The gold bugs have certainly been gloating of late (well, excluding the prior 2 trading sessions) seeing as how bullion prices, miners and precious metals ETFs have been holding up well while most other asset classes spiral downward in a volatility vortex. In the short term, sure, gold has performed well and may well continue for some time to come. However, on a long-term basis, there’s no reason to believe gold, and especially, the most popular gold proxy ETF SPDR Gold Trust (GLD) will outperform other conventional asset classes, and in fact, it should probably be expected to actually underperform. Here’s why.
1) You Don’t Even Know WHY You’re Buying Gold – This is sadly true of most retail investors buying gold coins, gold ETFs and more. Sure, it’s the water-cooler conversation of the day and it’s “cool” to be anti-establishment and agree that the entire financial system is screwed, so gold is the only true currency. And while that all sounds compelling, it’s just platitudes. Seriously, we’ve known the system is screwed up for decades and it always will be. And during some of those recent durations, gold lost double digits in no time flat while stocks flourished. That’s not to say you shouldn’t own any gold and that it may not perform well, but do you understand why you’re actually buying it and what prior price history suggests it may do in the future?

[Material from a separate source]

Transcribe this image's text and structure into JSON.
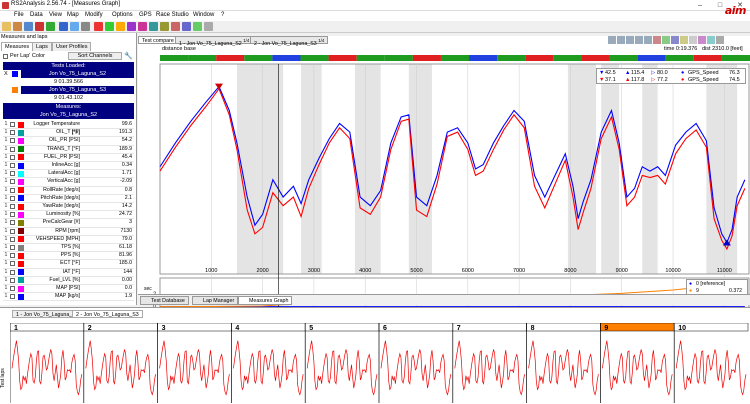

2) Markets Are Efficient and You’re NOT – While there are some anecdotal accounts of investors being able to exploit gaps in market efficiency, the reality is that for the most part, especially for retail investors like you and I, markets are efficient. Any future price spikes you anticipate due to currency, economic or inflationary events are already intrinsically reflected in the spot price for gold. The only way gold meaningfully outperforms other asset classes from here is if you know something everyone else doesn’t (or if you’re even more pessimistic than a VERY pessimistic bunch). I love when analysts say, “Gold will be at $2,000 an ounce by year-end”. Well, then why isn’t it trading at $1998/oz now?

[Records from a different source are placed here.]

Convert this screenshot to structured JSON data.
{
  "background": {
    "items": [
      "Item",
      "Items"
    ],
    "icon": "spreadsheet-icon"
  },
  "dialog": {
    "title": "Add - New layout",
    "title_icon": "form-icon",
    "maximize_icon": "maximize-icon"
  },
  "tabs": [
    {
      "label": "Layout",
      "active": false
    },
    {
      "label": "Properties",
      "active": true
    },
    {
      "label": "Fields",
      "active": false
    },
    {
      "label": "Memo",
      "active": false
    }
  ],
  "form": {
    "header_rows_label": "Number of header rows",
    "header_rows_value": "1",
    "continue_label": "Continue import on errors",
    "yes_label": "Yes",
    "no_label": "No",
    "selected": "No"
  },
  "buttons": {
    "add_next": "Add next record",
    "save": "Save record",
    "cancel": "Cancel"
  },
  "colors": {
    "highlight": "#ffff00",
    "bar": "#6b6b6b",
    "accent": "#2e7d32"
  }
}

3) No Cash Flows – While the recency effect has brainwashed young and enthusiastic retail investors, the reality is that over long periods of time, an asset with no cashflows is simply not expected to outperform stocks, even in an inflationary environment. Think about it. Gold does not pay a dividend, it doesn’t buy back shares and it can’t be acquired by a large competitor. The only thing gold has going for it is its scarcity which is already reflected in its price. There are no recurring cashflows delivered to the investor over time like a stock, a bond, or other higher yielding hybrid investments like preferreds.

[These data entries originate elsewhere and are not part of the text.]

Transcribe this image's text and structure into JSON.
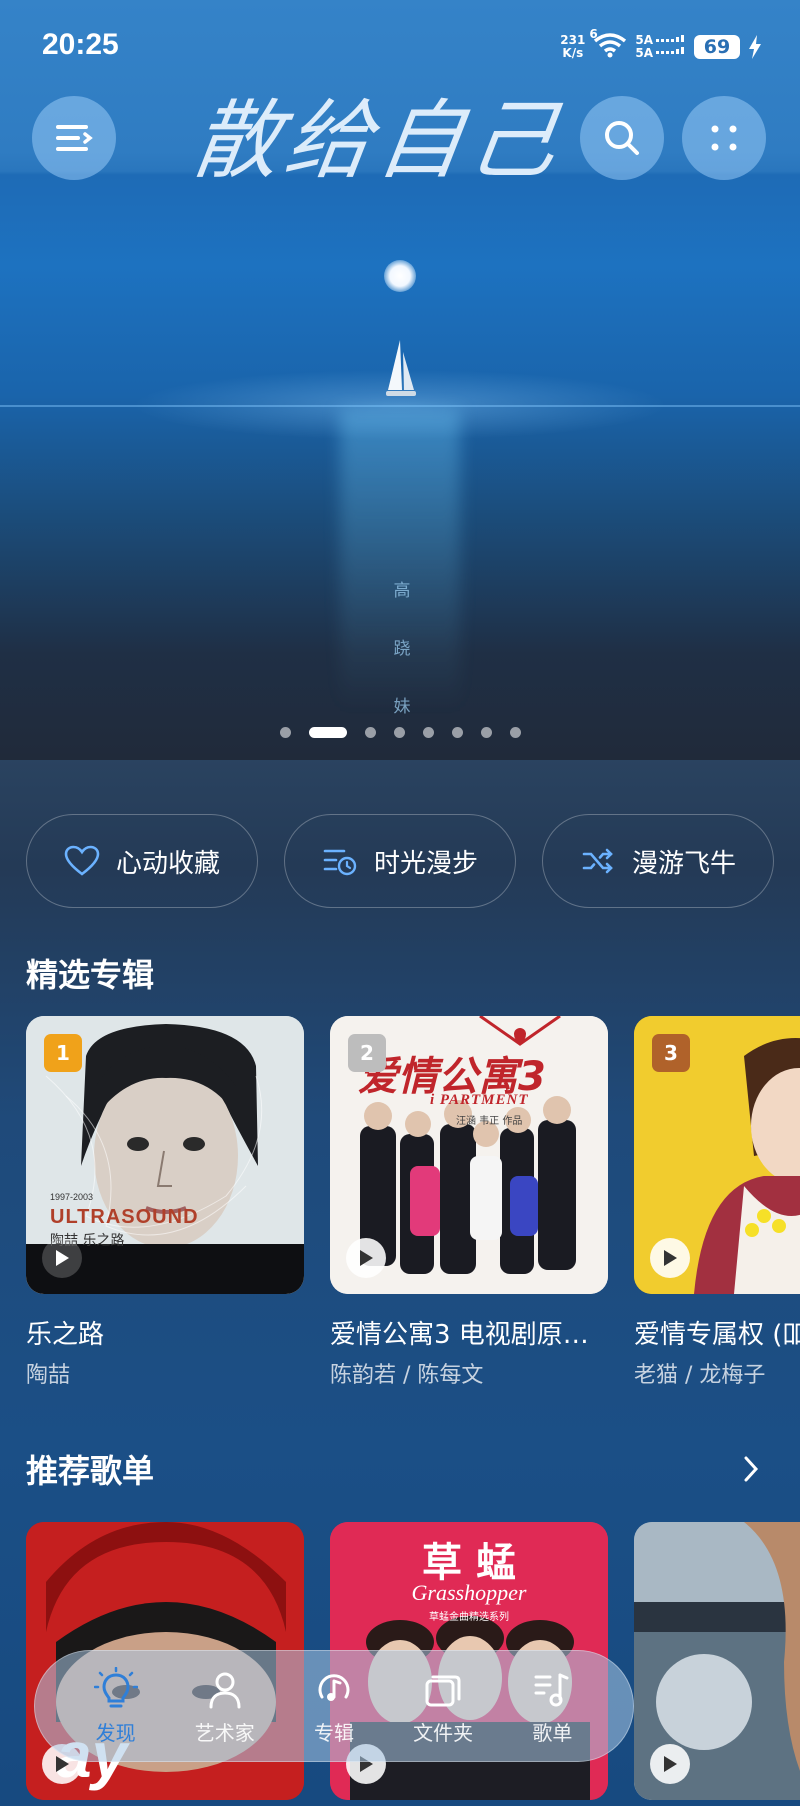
{
  "status_bar": {
    "time": "20:25",
    "net_speed_top": "231",
    "net_speed_unit": "K/s",
    "wifi_label": "6",
    "sim1": "5A",
    "sim2": "5A",
    "battery": "69"
  },
  "hero": {
    "calligraphy": "散给自己",
    "vertical_caption": [
      "高",
      "跷",
      "妹"
    ],
    "carousel_total": 8,
    "carousel_active": 2
  },
  "top_buttons": {
    "menu_icon": "menu-icon",
    "search_icon": "search-icon",
    "grid_icon": "more-dots-icon"
  },
  "chips": [
    {
      "label": "心动收藏",
      "icon": "heart-icon"
    },
    {
      "label": "时光漫步",
      "icon": "history-icon"
    },
    {
      "label": "漫游飞牛",
      "icon": "shuffle-icon"
    }
  ],
  "featured": {
    "title": "精选专辑",
    "albums": [
      {
        "rank": "1",
        "name": "乐之路",
        "artist": "陶喆",
        "cover_text": "ULTRASOUND",
        "cover_sub": "1997-2003",
        "cover_cn": "陶喆 乐之路"
      },
      {
        "rank": "2",
        "name": "爱情公寓3 电视剧原…",
        "artist": "陈韵若 / 陈每文",
        "cover_text": "爱情公寓3",
        "cover_sub": "i PARTMENT",
        "cover_cn": "汪涵 韦正 作品"
      },
      {
        "rank": "3",
        "name": "爱情专属权 (吅",
        "artist": "老猫 / 龙梅子"
      }
    ]
  },
  "playlists": {
    "title": "推荐歌单",
    "more_icon": "chevron-right-icon",
    "items": [
      {
        "cover_text": "ay"
      },
      {
        "cover_text": "草 蜢",
        "cover_sub": "Grasshopper",
        "cover_cn": "草蜢金曲精选系列"
      },
      {
        "cover_text": ""
      }
    ]
  },
  "bottom_nav": [
    {
      "label": "发现",
      "icon": "bulb-icon",
      "active": true
    },
    {
      "label": "艺术家",
      "icon": "person-icon",
      "active": false
    },
    {
      "label": "专辑",
      "icon": "album-icon",
      "active": false
    },
    {
      "label": "文件夹",
      "icon": "folder-icon",
      "active": false
    },
    {
      "label": "歌单",
      "icon": "playlist-icon",
      "active": false
    }
  ],
  "colors": {
    "rank1": "#f0a21a",
    "rank2": "#bdbdbd",
    "rank3": "#b0622a",
    "nav_active": "#2f7fd8"
  }
}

4) Bubble – Glenn Beck. That’s all I have to say. But seriously, you can’t listen to CNBC on TV, the radio, or Fox News or any conservative/money programming without being constantly bombarded by gold commercials. And the claims are getting to be more an more outrageous. A guy with a raspy voice and a scary music overlay touting: “Convert your IRA to gold”…” The only asset class that has held up”… “Your 401(k) has turned into a 201(k). It’s ridiculous. And people are listening. GLD recently surpassed SPY as the largest ETF in the world by assets. By calling gold a bubble, it does not imply I’m calling a top, simply that this will end badly at some point.
5) Taxes You Didn’t Consider – Thousands of retail (and professional) investors are unknowingly buying into GLD without the knowledge that they will be taxed at a much higher rate than the long-term capital gains rate. That’s because the straight bullion gold tax rate is aligned with the “collectibles” tax rate with GLD being subject to that higher rate whereas miners and diversified precious metals ETFs aren’t. If you’ve gotta own gold in some fashion, you may well be better off in other gold-related ETFs where there’s actually a lower tax rate and cash flows to boot.
Disclosure: Ironically, the author does have a small long position in GLD for some time now and is avoiding a sale due to the high tax rate on capital gains cited herein.